Figure 7-19. Nested transactions to provide failure isolation.
On the other hand, interposition is a more subtle transaction structuring strategy through which we may improve performance and offer better encapsulation by allowing additional transaction coordinators to become involved in the management of a single transaction. This is shown in Figure 7-20, where Enterprise B, instead of enrolling its back end systems directly in the top-level transaction, has enrolled its own interposed coordinator instead.
Figure 7-20. Interposed transactions for performance and encapsulation.
At first glance it might appear that this interposed scheme complicates matters rather than provides benefits. However, there are a number of reasons why, in certain circumstances, it makes sense to utilize this scheme, such as:
In this case Enterprise B becomes a subcoordinator for Enterprise X (and for any of its own locally enlisted participants), and the messages exchanged between Enterprise B and Enterprise X will identify Enterprise B, not the top-level transaction manager, as the coordinator.

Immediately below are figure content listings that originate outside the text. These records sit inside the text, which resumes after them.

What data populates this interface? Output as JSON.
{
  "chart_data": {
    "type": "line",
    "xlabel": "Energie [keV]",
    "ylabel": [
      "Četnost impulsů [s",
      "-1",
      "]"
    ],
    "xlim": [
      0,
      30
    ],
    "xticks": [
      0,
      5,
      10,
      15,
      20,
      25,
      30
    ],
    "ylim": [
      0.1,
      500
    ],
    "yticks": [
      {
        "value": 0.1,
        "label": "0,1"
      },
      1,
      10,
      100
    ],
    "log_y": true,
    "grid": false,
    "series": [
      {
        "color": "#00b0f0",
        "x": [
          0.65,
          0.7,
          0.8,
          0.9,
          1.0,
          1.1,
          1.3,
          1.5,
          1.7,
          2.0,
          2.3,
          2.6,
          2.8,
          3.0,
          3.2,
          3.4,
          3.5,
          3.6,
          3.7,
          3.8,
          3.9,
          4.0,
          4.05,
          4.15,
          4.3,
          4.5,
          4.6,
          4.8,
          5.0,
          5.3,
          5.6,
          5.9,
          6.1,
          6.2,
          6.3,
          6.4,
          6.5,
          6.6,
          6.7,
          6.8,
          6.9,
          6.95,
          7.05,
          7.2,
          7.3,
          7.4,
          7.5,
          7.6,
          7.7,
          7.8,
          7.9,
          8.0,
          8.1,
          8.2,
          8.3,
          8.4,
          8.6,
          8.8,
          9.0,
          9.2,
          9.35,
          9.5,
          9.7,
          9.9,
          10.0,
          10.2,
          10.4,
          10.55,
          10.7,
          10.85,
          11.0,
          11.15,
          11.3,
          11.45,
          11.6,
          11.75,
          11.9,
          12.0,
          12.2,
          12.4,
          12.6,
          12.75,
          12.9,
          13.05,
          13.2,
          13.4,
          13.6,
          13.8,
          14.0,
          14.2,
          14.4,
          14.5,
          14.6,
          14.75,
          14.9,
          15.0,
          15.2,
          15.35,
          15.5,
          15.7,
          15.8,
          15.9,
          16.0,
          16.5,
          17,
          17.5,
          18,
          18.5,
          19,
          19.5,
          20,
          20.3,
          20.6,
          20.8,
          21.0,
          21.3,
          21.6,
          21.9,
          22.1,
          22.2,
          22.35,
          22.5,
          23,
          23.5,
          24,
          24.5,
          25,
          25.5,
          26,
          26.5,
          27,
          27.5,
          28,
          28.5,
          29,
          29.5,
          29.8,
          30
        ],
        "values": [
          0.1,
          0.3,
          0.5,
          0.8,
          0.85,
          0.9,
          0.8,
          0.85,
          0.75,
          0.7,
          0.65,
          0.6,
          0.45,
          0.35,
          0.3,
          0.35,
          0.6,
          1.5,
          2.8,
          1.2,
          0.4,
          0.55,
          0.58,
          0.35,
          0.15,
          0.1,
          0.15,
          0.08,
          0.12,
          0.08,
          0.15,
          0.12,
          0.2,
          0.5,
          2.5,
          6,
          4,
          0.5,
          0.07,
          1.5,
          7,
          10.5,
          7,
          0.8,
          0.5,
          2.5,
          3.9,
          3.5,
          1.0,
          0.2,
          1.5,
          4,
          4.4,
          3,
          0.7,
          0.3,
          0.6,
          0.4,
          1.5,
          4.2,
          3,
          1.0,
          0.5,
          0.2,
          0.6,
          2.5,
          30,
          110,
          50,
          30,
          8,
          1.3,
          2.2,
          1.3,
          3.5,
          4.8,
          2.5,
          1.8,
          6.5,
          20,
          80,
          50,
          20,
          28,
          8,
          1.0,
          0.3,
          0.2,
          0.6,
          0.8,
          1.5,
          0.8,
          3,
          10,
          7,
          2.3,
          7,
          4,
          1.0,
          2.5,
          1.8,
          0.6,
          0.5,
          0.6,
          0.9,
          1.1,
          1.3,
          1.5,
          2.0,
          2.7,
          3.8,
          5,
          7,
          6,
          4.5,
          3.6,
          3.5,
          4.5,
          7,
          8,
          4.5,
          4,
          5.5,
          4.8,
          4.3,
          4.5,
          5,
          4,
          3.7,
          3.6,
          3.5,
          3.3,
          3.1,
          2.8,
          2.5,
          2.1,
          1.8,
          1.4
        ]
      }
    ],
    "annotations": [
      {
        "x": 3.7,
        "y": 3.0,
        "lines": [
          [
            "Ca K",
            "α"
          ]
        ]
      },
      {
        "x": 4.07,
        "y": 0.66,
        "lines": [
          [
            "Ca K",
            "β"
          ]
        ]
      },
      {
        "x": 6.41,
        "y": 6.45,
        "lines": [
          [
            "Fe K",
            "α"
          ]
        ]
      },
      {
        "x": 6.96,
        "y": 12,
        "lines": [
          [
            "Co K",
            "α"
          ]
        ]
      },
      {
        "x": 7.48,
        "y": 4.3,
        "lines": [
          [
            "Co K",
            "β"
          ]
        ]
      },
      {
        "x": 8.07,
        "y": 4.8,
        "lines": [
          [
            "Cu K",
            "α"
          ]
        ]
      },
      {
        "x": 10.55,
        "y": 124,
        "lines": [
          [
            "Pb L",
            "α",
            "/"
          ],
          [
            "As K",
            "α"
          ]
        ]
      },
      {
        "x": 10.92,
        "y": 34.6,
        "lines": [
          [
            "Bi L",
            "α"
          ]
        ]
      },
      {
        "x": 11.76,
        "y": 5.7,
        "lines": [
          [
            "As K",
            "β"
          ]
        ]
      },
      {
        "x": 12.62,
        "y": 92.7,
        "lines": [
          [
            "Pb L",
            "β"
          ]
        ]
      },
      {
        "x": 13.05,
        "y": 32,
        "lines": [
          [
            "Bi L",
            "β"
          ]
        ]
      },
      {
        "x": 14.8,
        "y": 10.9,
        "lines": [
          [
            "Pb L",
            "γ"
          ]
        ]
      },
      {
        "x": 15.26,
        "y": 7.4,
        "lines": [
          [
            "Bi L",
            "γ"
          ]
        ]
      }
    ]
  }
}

The fact that the coordinator has changed is transparent to Enterprise X, and the top-level coordinator does not even see Enterprise X at all.
The work that Enterprise B must now do when it receives the termination message from the top-level coordinator is different from when it was just a "plain" participant. It must act as a coordinator, running its own local first- and second-phase messages exchanges, and relaying the aggregation of these messages to the top-level transaction coordinator.
As with nesting, interposition provides a really useful abstraction for transactions, especially in the Web services architecture. Since trust is fundamentally lacking between arbitrary hosts on the Web, then the ability for a service to work with its own trusted coordinator is compelling, and where services are not mutually visible, the case is vital.